Ella me mira y dice que somos
pasajeros incondicionales de una explosión eterna, pretende señalar también
todos los elementos a nuestro alrededor, incluyendo las latas de raciones
militares, las bio-linternas y los opacos y funcionales muebles del
dormitorio-hogar. Ella me asegura que busca el error deslizado en la obra
visible por un dios muy detallista y ambicioso, espera atisbar un día el
agujero que quemamos en el cielo o al terrorífico ejército de Soldados Esmeralda
avanzando por el jardín a la medianoche. Las cosas que suponemos han sucedido y
que nunca hemos visto. Le digo que sería más fácil encontrar un unicornio en el
jardín que las huellas verdaderas dejadas por esta guerra. Cambia de tema y me
habla de la soledad, de habitaciones cuadradas, de escaleras y pasillos
recubiertos de cables, de la humedad que forma imágenes surrealistas en los
muros de cemento. Contempla el emisor de radio y me señala el óxido que empieza
a comerse la carcasa, el hollín negruzco que envuelve los conectores. Le digo
que mañana lo voy a limpiar y que buscaré entre los trastos alguna pintura o
barniz para protegerlo.
Estas rutinas duran apenas segundos.
Cien veces al día.
Para calmarla le doy tres grageas
grandes, de las azules. Es una dosis fuerte, lo sé. Se recuesta sobre mi
hombro, rozando los implantes de conexión. Hace como que escucha algo en el
exterior. Hoy ella está más excitada que otras veces, quizás se siente un poco asustada.

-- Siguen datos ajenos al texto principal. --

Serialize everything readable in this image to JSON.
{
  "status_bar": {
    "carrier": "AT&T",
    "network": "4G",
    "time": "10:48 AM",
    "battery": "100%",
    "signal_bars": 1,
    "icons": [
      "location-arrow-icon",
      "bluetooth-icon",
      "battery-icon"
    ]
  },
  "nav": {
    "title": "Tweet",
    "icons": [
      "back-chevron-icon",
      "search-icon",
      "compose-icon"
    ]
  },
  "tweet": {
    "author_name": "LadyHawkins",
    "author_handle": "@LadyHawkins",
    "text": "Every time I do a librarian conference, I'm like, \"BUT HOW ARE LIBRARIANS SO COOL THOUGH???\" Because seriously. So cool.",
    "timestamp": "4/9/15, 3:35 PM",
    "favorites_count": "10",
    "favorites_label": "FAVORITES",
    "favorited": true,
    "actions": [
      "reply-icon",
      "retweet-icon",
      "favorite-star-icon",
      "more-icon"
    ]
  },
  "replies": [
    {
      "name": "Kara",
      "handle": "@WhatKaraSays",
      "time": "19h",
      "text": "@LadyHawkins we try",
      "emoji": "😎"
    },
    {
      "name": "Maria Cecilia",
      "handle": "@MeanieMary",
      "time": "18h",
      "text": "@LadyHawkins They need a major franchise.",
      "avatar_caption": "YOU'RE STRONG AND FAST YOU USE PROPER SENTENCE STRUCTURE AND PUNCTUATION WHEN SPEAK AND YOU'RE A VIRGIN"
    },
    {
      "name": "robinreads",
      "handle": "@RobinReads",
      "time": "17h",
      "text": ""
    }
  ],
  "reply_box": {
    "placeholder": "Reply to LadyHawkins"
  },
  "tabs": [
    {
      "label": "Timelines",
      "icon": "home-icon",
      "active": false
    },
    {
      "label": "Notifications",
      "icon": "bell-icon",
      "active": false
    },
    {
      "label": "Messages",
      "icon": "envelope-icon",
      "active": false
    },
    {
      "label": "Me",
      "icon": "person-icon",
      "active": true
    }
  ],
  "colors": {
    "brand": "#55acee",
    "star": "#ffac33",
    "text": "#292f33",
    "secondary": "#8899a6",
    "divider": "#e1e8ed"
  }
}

Me susurra, me sugiere, que las estrellas son restos dispersos de espejos
rotos, solo reflejan el brillo de nuestras linternas desde las ventanas, y me
explica que los años y las edades son bibliotecas vacías al principio, que
luego se van llenando con las experiencias y los fantasmas del amor. Me dice
que los instintos son la corteza de un animal rápido y hermoso, y que las
emociones son corredores de fondo frente a nosotros. Ella cree que los actores
de las películas antiguas no han muerto, que aún deambulan por el mundo en la
búsqueda de la nostalgia de las palabras. Pasa las cintas a velocidades
pasmosas.
Demasiados videos-holo creo, cien
veces al día. Sobredosis visual.
Somos los amantes en Q23. Fuimos
seleccionados por la velocidad de nuestros impulsos nerviosos y la calidad en
los axones. El triple de la capacidad normal, casi 450 metros por segundo. Lo
que nos hace humanos casi superconductores. Muchas veces el mundo nos parece
demasiado lento, pero nuestra imaginación se acelera hasta límites perversos.
Cuando amamos terminamos exhaustos, quizás durante el infinito tiempo en que
una partícula de polvo tarda en tocar el suelo. El amor, cuanto más rápido, más
rápido se agota, y volvemos a empezar. La nuestra es una relación constante de
millones de acoplamientos como chispazos eléctricos. Unidad de Control nos
suministra miles de películas antiguas, una colección que parece no agotarse
nunca. En el tiempo muerto releemos los viejos manuales de la Estación Q23, una
y mil veces. Servos y androides nos cuidan y alimentan, desde siempre, desde
que obtuvimos las memorias. Delicados fluidos son vertidos por los conectores
mimando nuestras cortezas cerebrales. Las sinapsis químicas permiten a nuestros
neurotransmisores formar circuitos gigantescos dentro del sistema nervioso
central. Pero solo somos útiles cuando estamos enchufados, al ser llamados por
la Unidad de Control, el resto del tiempo no somos hackeables, somos humanos, y
esa es la premisa de nuestra condición. Somos un modelo no alterable por ataques
de programas externos. Un factor de seguridad.
Nuestra conexión biológica de amantes
en Q23.
El narcótico apenas ha rozado la
corteza de su encéfalo.
Ya hemos generado adicción.
Está conmigo, acurrucada en el hueco
tibio de mi cuello, sus piernas de a ratos sobre las mías alternando
sensaciones de temperatura y levedad de músculos bajo las rígidas sábanas.
Nuestras voces se encuentran, apenas roncas, son susurros y aleteos de vocablos
como grandes pájaros de silicio cansados de volar. No es la pereza de los
sentidos, es solo un naufragio lánguido y sereno. Esta tarde ella desliza su
dedo sobre el borde de mi nariz y yo observo ese movimiento en la penumbra, su
rostro escrutando mi semblante y analizando las arrugas de frente, un diente
pequeño mordiendo la comisura de sus labios entreabiertos.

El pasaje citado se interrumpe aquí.